There are some strong themes at work here, such as the way that people are the product of their environment, the healing power of the community, and the potential for good. Tamahiko’s father really did a number on him and his little sister Tamako, while the village girl Ryo steals to survive so that she can raise alcohol and feed her younger brothers when their abusive father falls short. Yuzuki doesn’t singularly save Tamahiko’s soul; As time passes, the two of them gather a warm little found family in their mountain community. Tamahiko may be dead to the outside world (and I do mean that literally; his father had him declared legally dead so that having a disabled sibling wouldn’t bring shame to his older brother and sister), but here in Chiba, he has people who love him and that’s enough.

It’s a pleasant narrative, but I found myself longing for something a little more hard-hitting. These are people with deep trauma, the kind that leaves lasting psychological scars, but here all they need is a little love and sunshine to make everything hunky-dory. The series has a number of parallels to Fruits Basket with a different setting and minus the supernatural element, but Fruits Basket had a much stronger understanding of how abused people interact with the world, and how true love and compassion take a conscious effort. In Taisho Otome Fairy Taleall it takes is a couple weeks of exposure to Yuzuki and all will be well again, and acting as everyone’s emotional support wife doesn’t cause Yuzuki any hardship whatsoever.

One thing that Taisho Otome Fairy Tale does handle well that few series do is how it depicts Tamahiko’s struggle with being newly disabled. At first, he struggles to perform tasks that he would have been able to do independently with no problem before. When Yuzuki arrives, he doesn’t want to accept her help, but she persists. As the two grow used to living together and he adjusts to only having use of his left hand, his struggles fade into the background, to the point that they’re a non-issue. However, once he starts to reenter the larger world and goes places where Yuzuki can’t join him, he once more becomes aware of the ways his paralysis limits him.

There is a lot of truth in how Tamahiko navigates the world, and how the world responds to Tamahiko as a disabled person. At first, the only thing he can think about is what his injury has taken from him and what he can’t do. Over time, in his own private home, with access to the accommodations he needs from people who understand and care for him, he adjusts. However, when he finds himself in new situations where he lacks those accommodations, the disability and the way it others him becomes a point of focus again.

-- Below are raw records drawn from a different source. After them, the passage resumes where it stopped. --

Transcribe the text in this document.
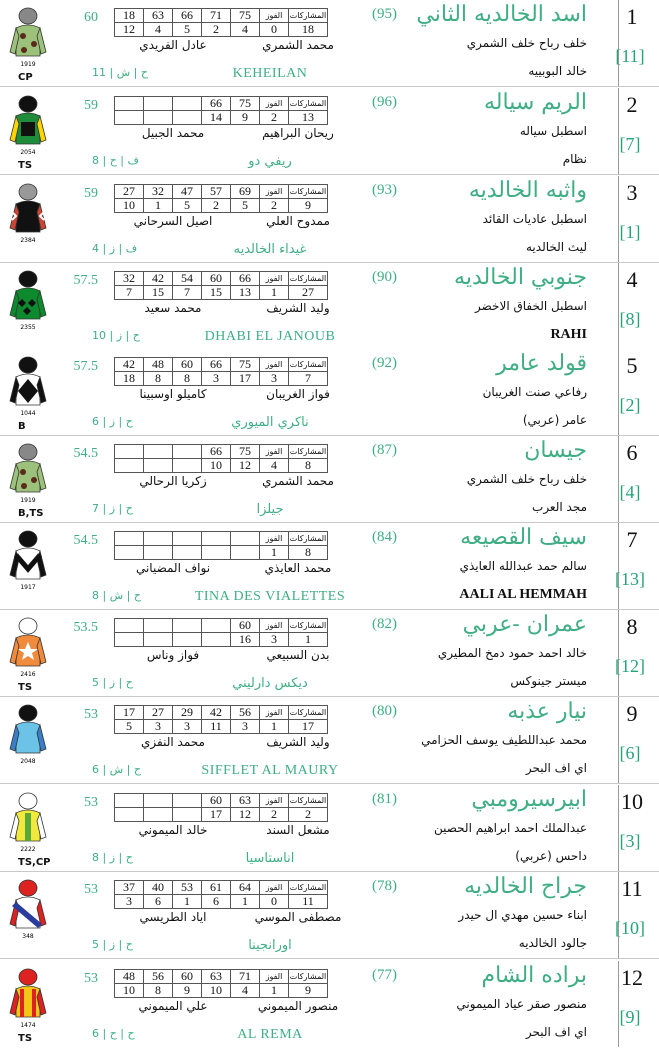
1
[11]
اسد الخالديه الثاني
(95)
خلف رباح خلف الشمري
خالد البوبييه
60
محمد الشمري
عادل الفريدي
KEHEILAN
ح | ش | 11
CP
1919
18	63	66	71	75	الفوز	المشاركات
12	4	5	2	4	0	18
2
[7]
الريم سياله
(96)
اسطبل سياله
نظام
59
ريحان البراهيم
محمد الجبيل
ريفي دو
ف | ح | 8
TS
2054
			66	75	الفوز	المشاركات
			14	9	2	13
3
[1]
واثبه الخالديه
(93)
اسطبل عاديات القائد
ليث الخالديه
59
ممدوح العلي
اصيل السرحاني
غيداء الخالديه
ف | ز | 4
2384
27	32	47	57	69	الفوز	المشاركات
10	1	5	2	5	2	9
4
[8]
جنوبي الخالديه
(90)
اسطبل الخفاق الاخضر
RAHI
57.5
وليد الشريف
محمد سعيد
DHABI EL JANOUB
ح | ز | 10
2355
32	42	54	60	66	الفوز	المشاركات
7	15	7	15	13	1	27
5
[2]
قولد عامر
(92)
رفاعي صنت الغريبان
(عامر (عربي
57.5
فواز الغريبان
كاميلو اوسبينا
ناكري الميوري
ح | ز | 6
B
1044
42	48	60	66	75	الفوز	المشاركات
18	8	8	3	17	3	7
6
[4]
جيسان
(87)
خلف رباح خلف الشمري
مجد العرب
54.5
محمد الشمري
زكريا الرحالي
جيلزا
ح | ز | 7
B,TS
1919
			66	75	الفوز	المشاركات
			10	12	4	8
7
[13]
سيف القصيعه
(84)
سالم حمد عبدالله العايذي
AALI AL HEMMAH
54.5
محمد العايذي
نواف المضياني
TINA DES VIALETTES
ح | ش | 8
1917
					الفوز	المشاركات
					1	8
8
[12]
عمران -عربي
(82)
خالد احمد حمود دمخ المطيري
ميستر جينوكس
53.5
بدن السبيعي
فواز وناس
ديكس دارليني
ح | ز | 5
TS
2416
				60	الفوز	المشاركات
				16	3	1
9
[6]
نيار عذبه
(80)
محمد عبداللطيف يوسف الحزامي
اي اف البحر
53
وليد الشريف
محمد النفزي
SIFFLET AL MAURY
ح | ش | 6
2048
17	27	29	42	56	الفوز	المشاركات
5	3	3	11	3	1	17
10
[3]
ابيرسيرومبي
(81)
عبدالملك احمد ابراهيم الحصين
(داحس (عربي
53
مشعل السند
خالد الميموني
اناستاسيا
ح | ز | 8
TS,CP
2222
			60	63	الفوز	المشاركات
			17	12	2	2
11
[10]
جراح الخالديه
(78)
ابناء حسين مهدي ال حيدر
جالود الخالديه
53
مصطفى الموسي
اياد الطريسي
اورانجينا
ح | ز | 5
348
37	40	53	61	64	الفوز	المشاركات
3	6	1	6	1	0	11
12
[9]
براده الشام
(77)
منصور صقر عياد الميموني
اي اف البحر
53
منصور الميموني
علي الميموني
AL REMA
ح | ح | 6
TS
1474
48	56	60	63	71	الفوز	المشاركات
10	8	9	10	4	1	9
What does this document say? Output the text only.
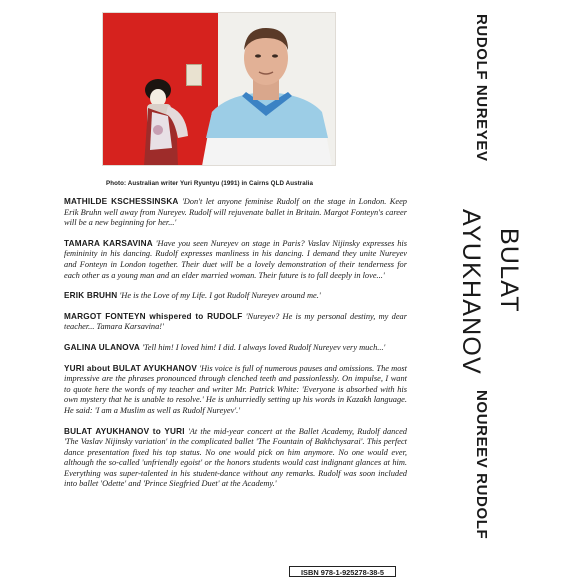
Photo: Australian writer Yuri Ryuntyu (1991) in Cairns QLD Australia

MATHILDE KSCHESSINSKA 'Don't let anyone feminise Rudolf on the stage in London. Keep Erik Bruhn well away from Nureyev. Rudolf will rejuvenate ballet in Britain. Margot Fonteyn's career will be a new beginning for her...'

TAMARA KARSAVINA 'Have you seen Nureyev on stage in Paris? Vaslav Nijinsky expresses his femininity in his dancing. Rudolf expresses manliness in his dancing. I demand they unite Nureyev and Fonteyn in London together. Their duet will be a lovely demonstration of their tenderness for each other as a young man and an elder married woman. Their future is to fall deeply in love...'

ERIK BRUHN 'He is the Love of my Life. I got Rudolf Nureyev around me.'

MARGOT FONTEYN whispered to RUDOLF 'Nureyev? He is my personal destiny, my dear teacher... Tamara Karsavina!'

GALINA ULANOVA 'Tell him! I loved him! I did. I always loved Rudolf Nureyev very much...'

YURI about BULAT AYUKHANOV 'His voice is full of numerous pauses and omissions. The most impressive are the phrases pronounced through clenched teeth and passionlessly. On impulse, I want to quote here the words of my teacher and writer Mr. Patrick White: 'Everyone is absorbed with his own mystery that he is unable to resolve.' He is unhurriedly setting up his words in Kazakh language. He said: 'I am a Muslim as well as Rudolf Nureyev'.'

BULAT AYUKHANOV to YURI 'At the mid-year concert at the Ballet Academy, Rudolf danced 'The Vaslav Nijinsky variation' in the complicated ballet 'The Fountain of Bakhchysarai'. This perfect dance presentation fixed his top status. No one would pick on him anymore. No one would ever, although the so-called 'unfriendly egoist' or the honors students would cast indignant glances at him. Everything was super-talented in his student-dance without any remarks. Rudolf was soon included into ballet 'Odette' and 'Prince Siegfried Duet' at the Academy.'

RUDOLF NUREYEV
BULAT
AYUKHANOV
NOUREEV RUDOLF
ISBN 978-1-925278-38-5
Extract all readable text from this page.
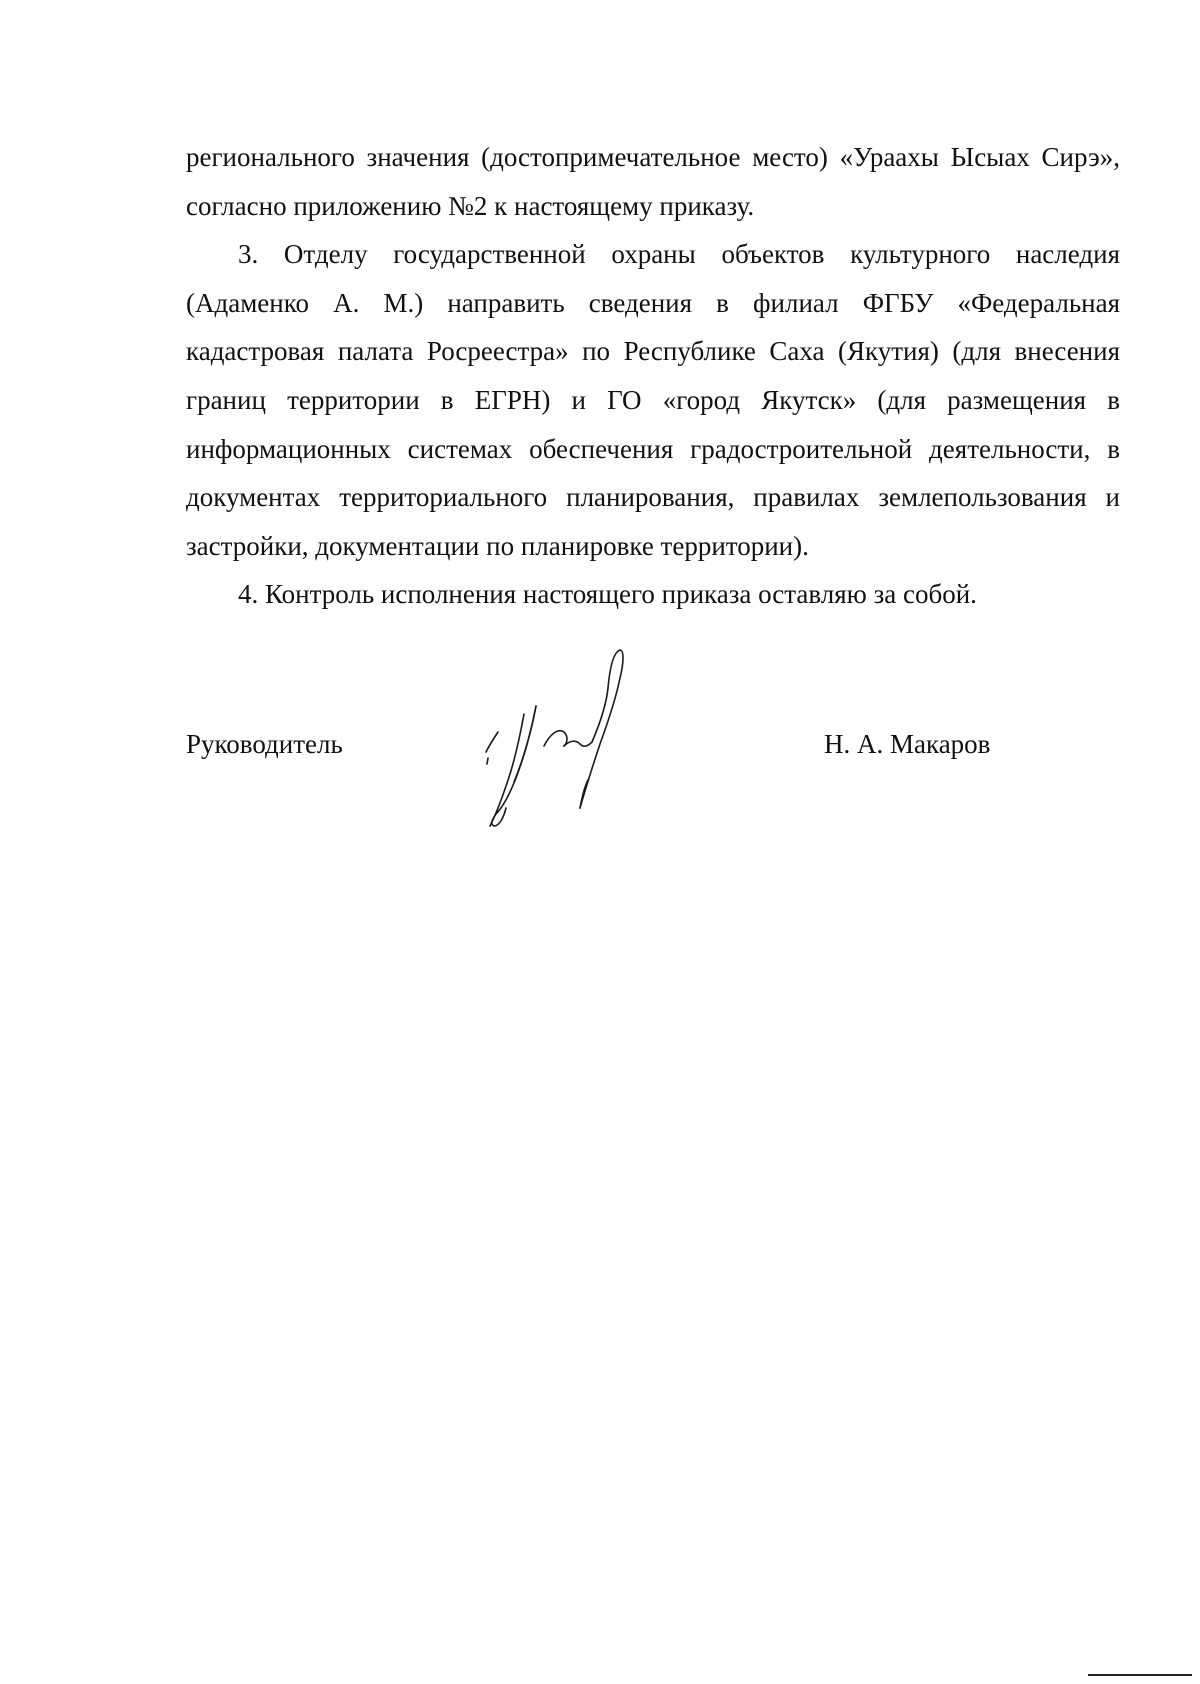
регионального значения (достопримечательное место) «Ураахы Ысыах Сирэ», согласно приложению №2 к настоящему приказу.

3. Отделу государственной охраны объектов культурного наследия (Адаменко А. М.) направить сведения в филиал ФГБУ «Федеральная кадастровая палата Росреестра» по Республике Саха (Якутия) (для внесения границ территории в ЕГРН) и ГО «город Якутск» (для размещения в информационных системах обеспечения градостроительной деятельности, в документах территориального планирования, правилах землепользования и застройки, документации по планировке территории).

4. Контроль исполнения настоящего приказа оставляю за собой.

Руководитель	Н. А. Макаров
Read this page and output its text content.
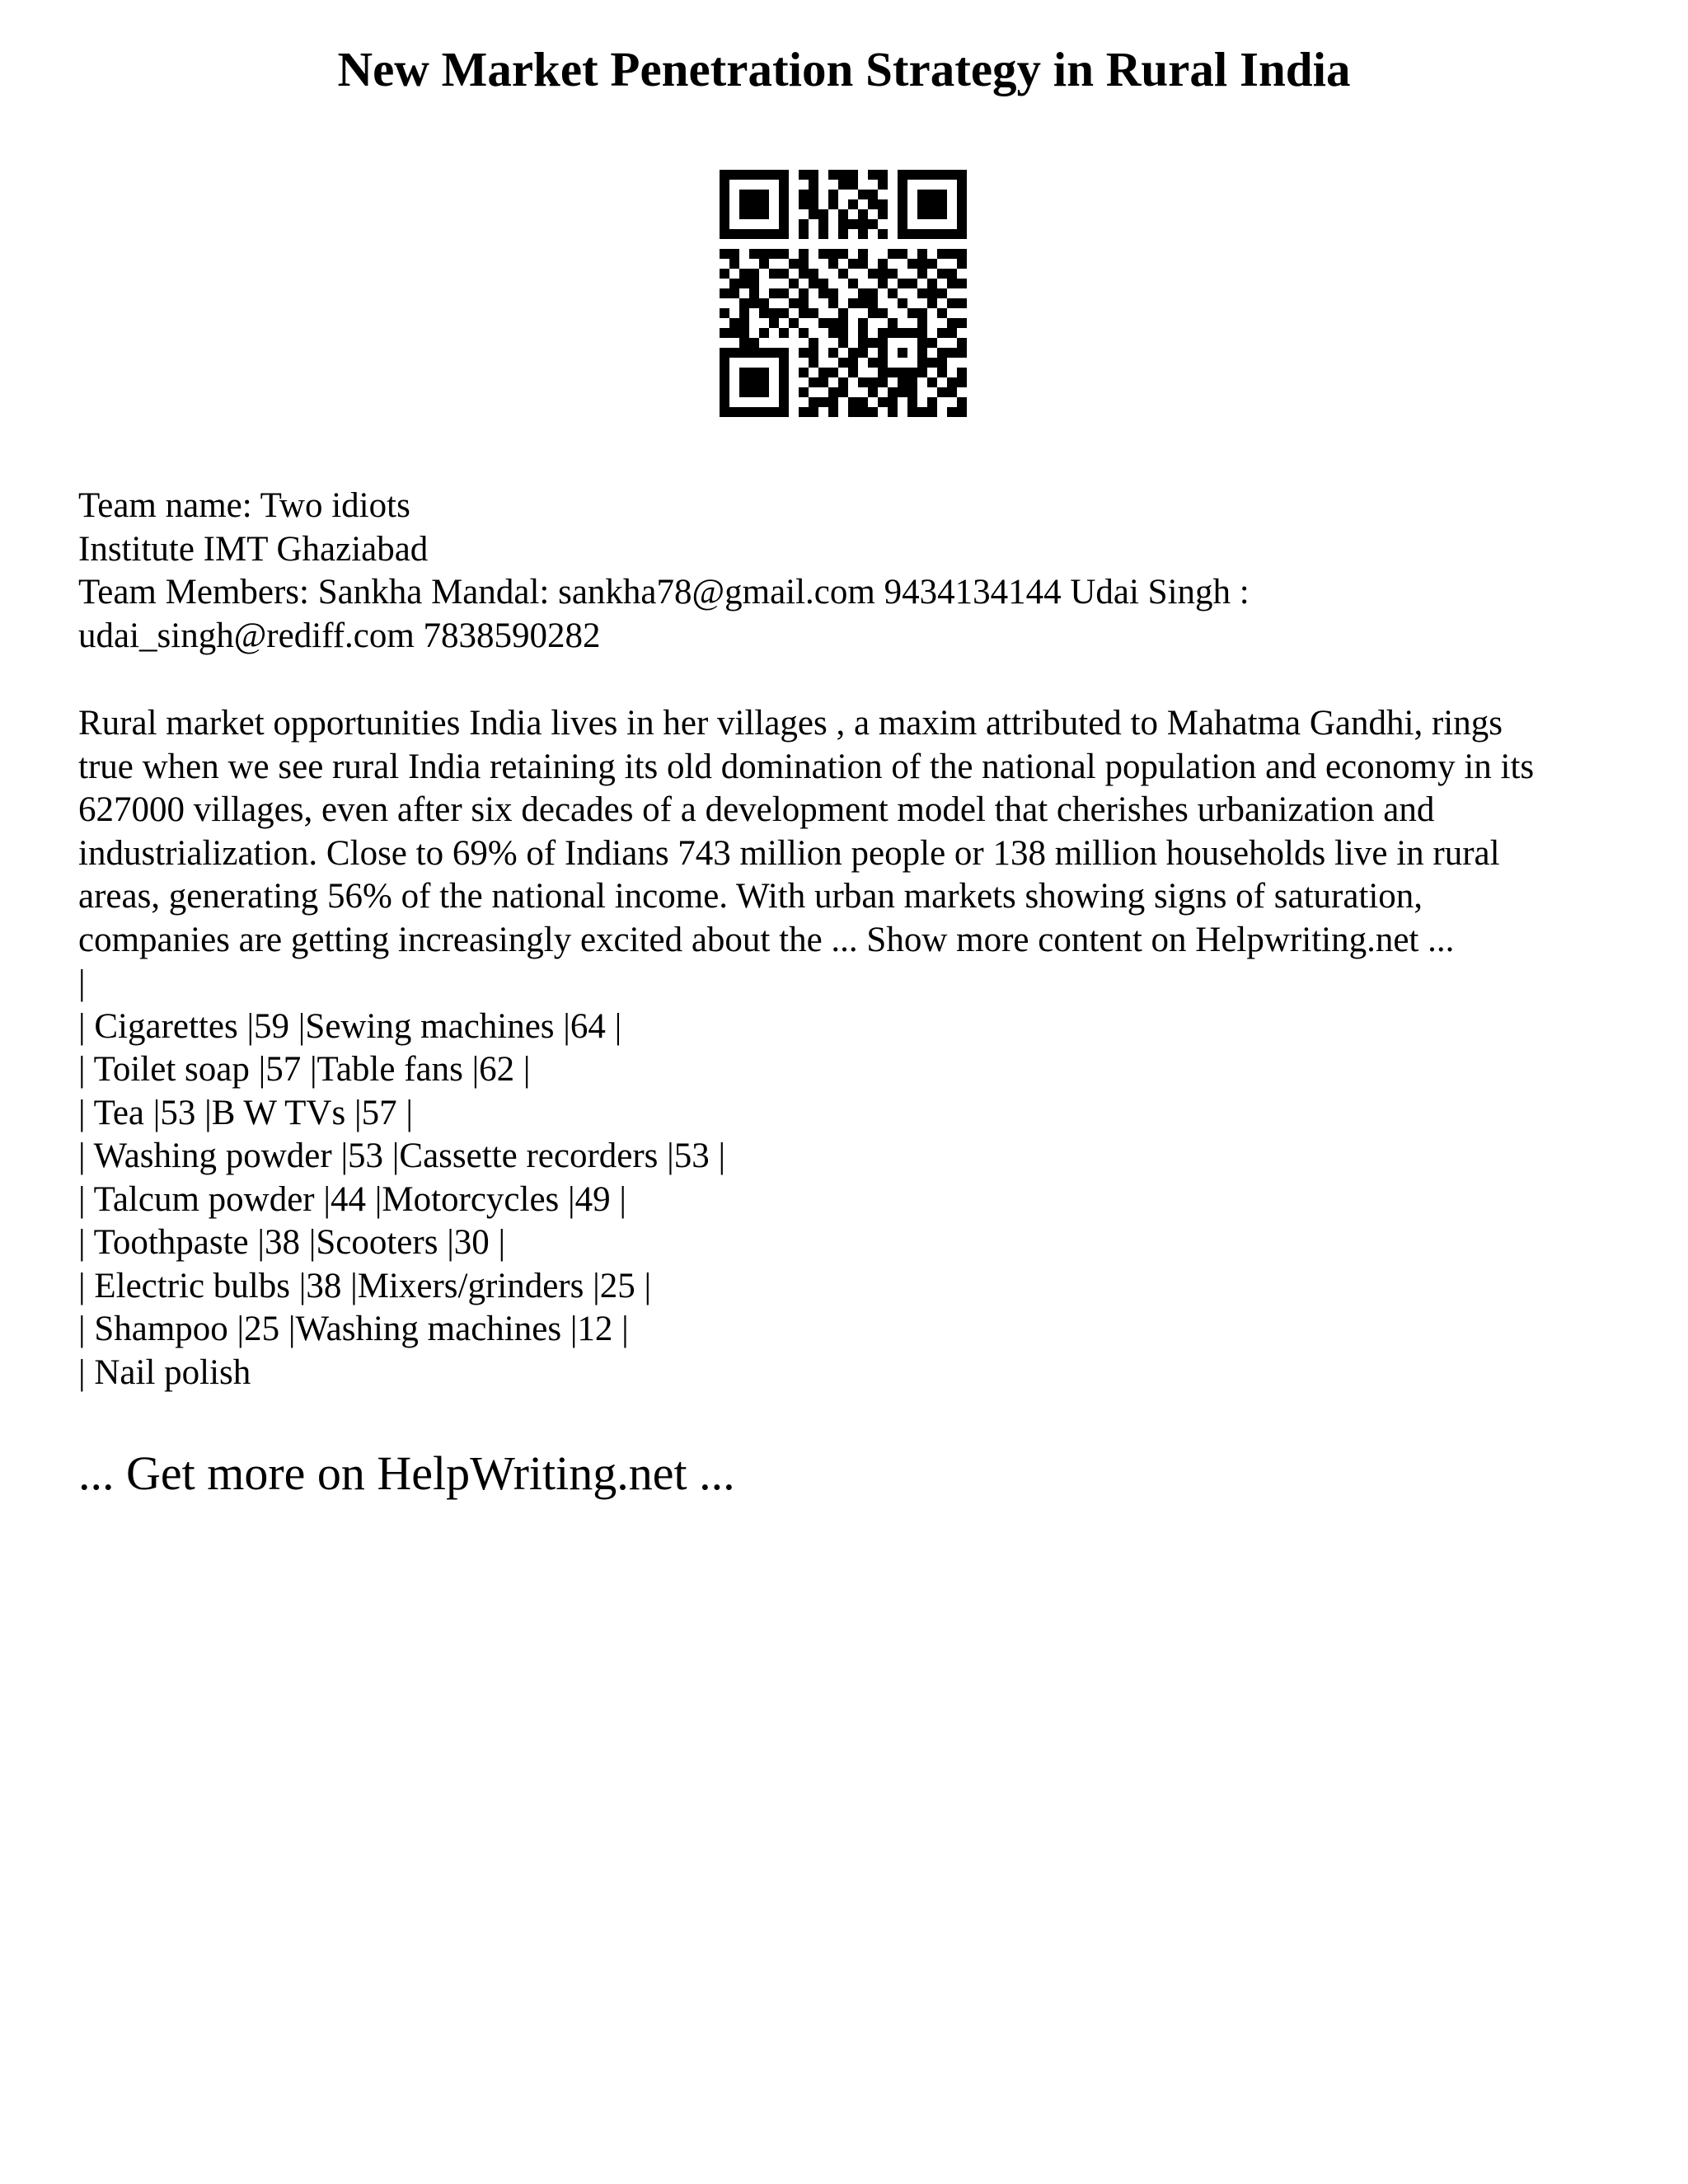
New Market Penetration Strategy in Rural India
Team name: Two idiots
Institute IMT Ghaziabad
Team Members: Sankha Mandal: sankha78@gmail.com 9434134144 Udai Singh :
udai_singh@rediff.com 7838590282
Rural market opportunities India lives in her villages , a maxim attributed to Mahatma Gandhi, rings
true when we see rural India retaining its old domination of the national population and economy in its
627000 villages, even after six decades of a development model that cherishes urbanization and
industrialization. Close to 69% of Indians 743 million people or 138 million households live in rural
areas, generating 56% of the national income. With urban markets showing signs of saturation,
companies are getting increasingly excited about the ... Show more content on Helpwriting.net ...
|
| Cigarettes |59 |Sewing machines |64 |
| Toilet soap |57 |Table fans |62 |
| Tea |53 |B W TVs |57 |
| Washing powder |53 |Cassette recorders |53 |
| Talcum powder |44 |Motorcycles |49 |
| Toothpaste |38 |Scooters |30 |
| Electric bulbs |38 |Mixers/grinders |25 |
| Shampoo |25 |Washing machines |12 |
| Nail polish

... Get more on HelpWriting.net ...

The animation team never slips and accidentally animates him using his right hand, which is usually hanging limply by his side.

Stronger direction could have gone a long way toward building up the unsaid, using visual language to bolster Tamahiko’s evolving emotional state in his journey from an isolated pessimist to a young man living life on his own terms, and Yuzuki’s own inner life. A close-up shot here, a detailed gesture there, and the characters gain much greater depth. However, while it has its moments, the production is consistently middling. The art stays on model and the animation is, well, animated, but the storyboarding and character acting are a bit on the stiff side. It’s not bad, considering this is Jun Hatori‘s first time helming a series, but a visionary director could have made this into something truly great.

Overall, Taisho Otome Fairy Tale is a nice enough series, but it’s held back by a hesitation to venture into anything beyond nice. There’s no person too troubled, no relationship too complicated to be solved by Yuzuki’s smile. If it had a bit more oomph, a bit more willingness to sit in its conflicts, I truly believe it would have been a memorable series worth recommending. As it is, it’s good as a relaxing watch if you’re tired of the “cute girls doing cute things” rigmarole, or if you’re looking for something with well-handled disability representation.